(Fast) alle, die im eidgenössischen Gastgewerbe aktiv sind, wissen es: Ein Hotel ist niemals nur ein Haus mit Betten, wo (mehr oder weniger) geschlafen, geträumt, geliebt und geschnarcht wird. Es ist ein Theater mit Frühstücksbuffet, eine Oper mit WLAN, eine Bühne mit Zimmerservice. Gäste treten ein und glauben, sie hätten gebucht – in Wahrheit haben sie eine Rolle übernommen. Die Mitarbeitenden sind die Schauspieler, der Hoteldirektor der Regisseur, und die Marketingabteilung schreibt das Drehbuch, das niemand liest. Das Schauspiel beginnt, sobald die automatische Glastür auffährt: Vorhang auf für die große Illusion.
Die Ouvertüre: Check-in
Der Check-in ist das Vorspiel der Hotellerie: Lächeln, Tastaturgeklapper, ein Kugelschreiber, der majestätisch auf das Formular deutet. Der Gast spielt seine Rolle mal als Diva, mal als erschöpfter Geschäftsreisender, mal als Komparse, der nur in Ruhe seine Zimmerkarte will. Ein falscher Ton, ein schlecht trainiertes Lächeln – und die Ouvertüre ist ruiniert. Ein perfekter Check-in hingegen ist wie eine Mozart-Sonate: beschwingt, harmonisch, mit langem Nachhall.

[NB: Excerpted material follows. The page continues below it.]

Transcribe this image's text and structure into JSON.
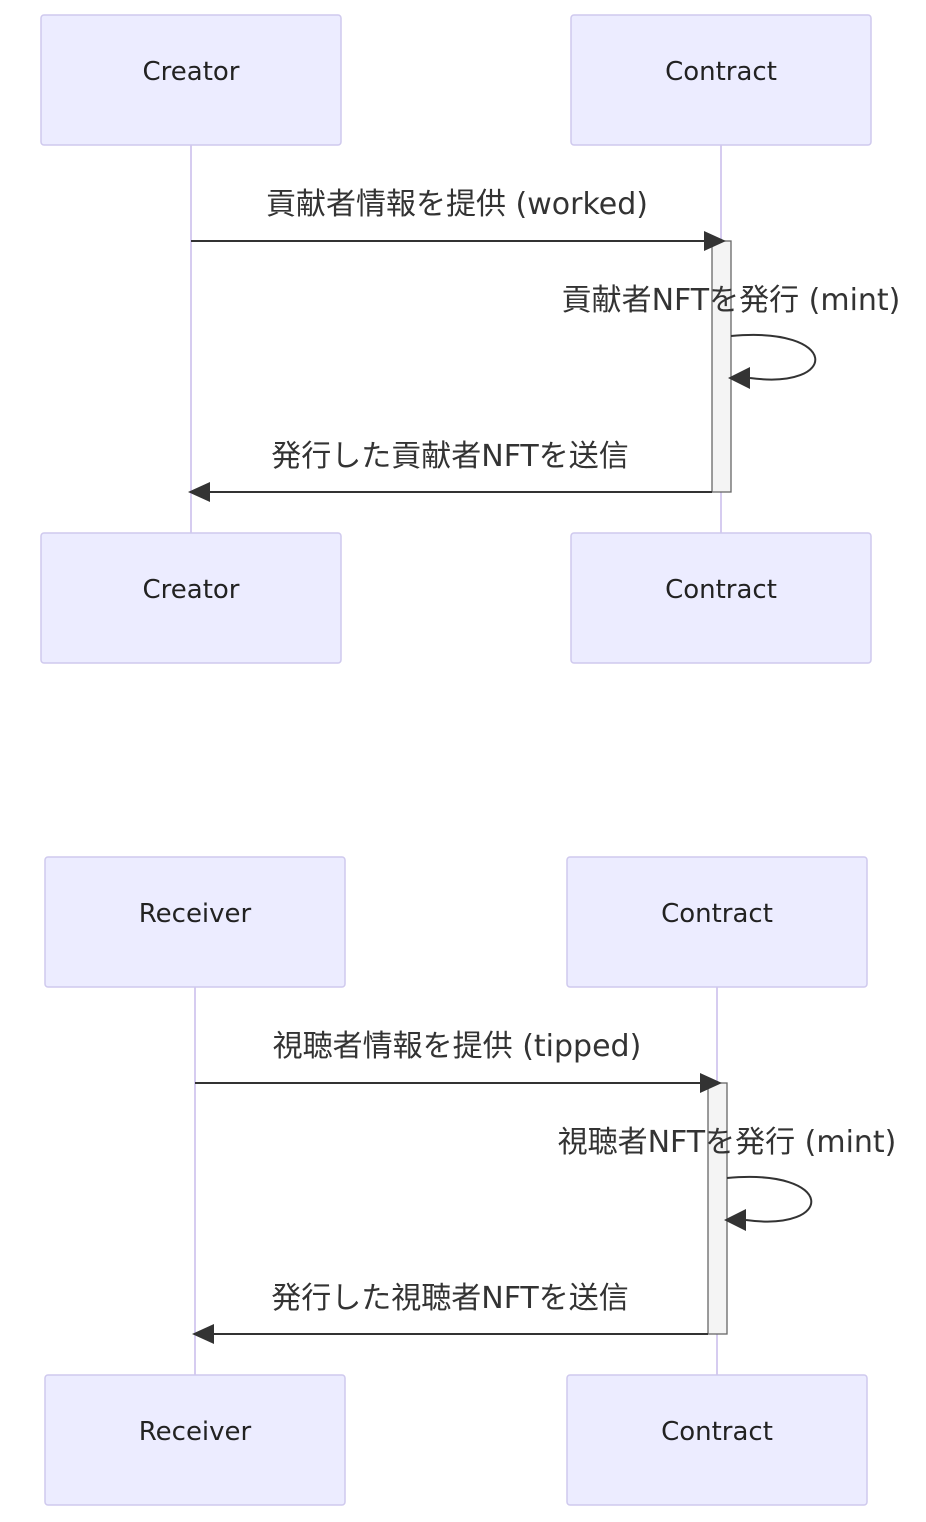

Die Belle Époque: Theater pur
Blicken wir 120 Jahre zurück: Die Grandhotels der Belle Époque waren nichts anderes als Opernhäuser der Gesellschaft. Man ging nicht ins Hotel, man trat auf. Im Ballsaal des Hôtel de Paris in Monte Carlo stolzierten Barone, Gräfinnen und Möchtegern-Industrielle über das Parkett, als hätte man sie für einen Kostümfilm gebucht. Wer nicht gesehen wurde, existierte nicht. So war das.
Cäsar Ritz war der Götterregisseur dieser Epoche. Er erfand nicht das Hotel – er erfand das Gefühl, dass ein Hotelbesuch wichtiger sei als das eigene Leben. Kronleuchter, die heller strahlten als das Ego der Gäste, Kellner, die so diskret waren, dass man sie fast für unsichtbare Statisten hielt, und Tafeln, die wirkten wie ein Bühnenbild von Verdi. Ritz verstand: Gäste wollen keine Betten, sie wollen Applaus.
Auch Johannes Badrutt in St. Moritz inszenierte meisterhaft: Er verwandelte Schnee in eine Theaterkulisse und machte Pelzmäntel zu Kostümen. Der Wintertourismus war kein Zufall – er war eine perfekt gesetzte Regieanweisung.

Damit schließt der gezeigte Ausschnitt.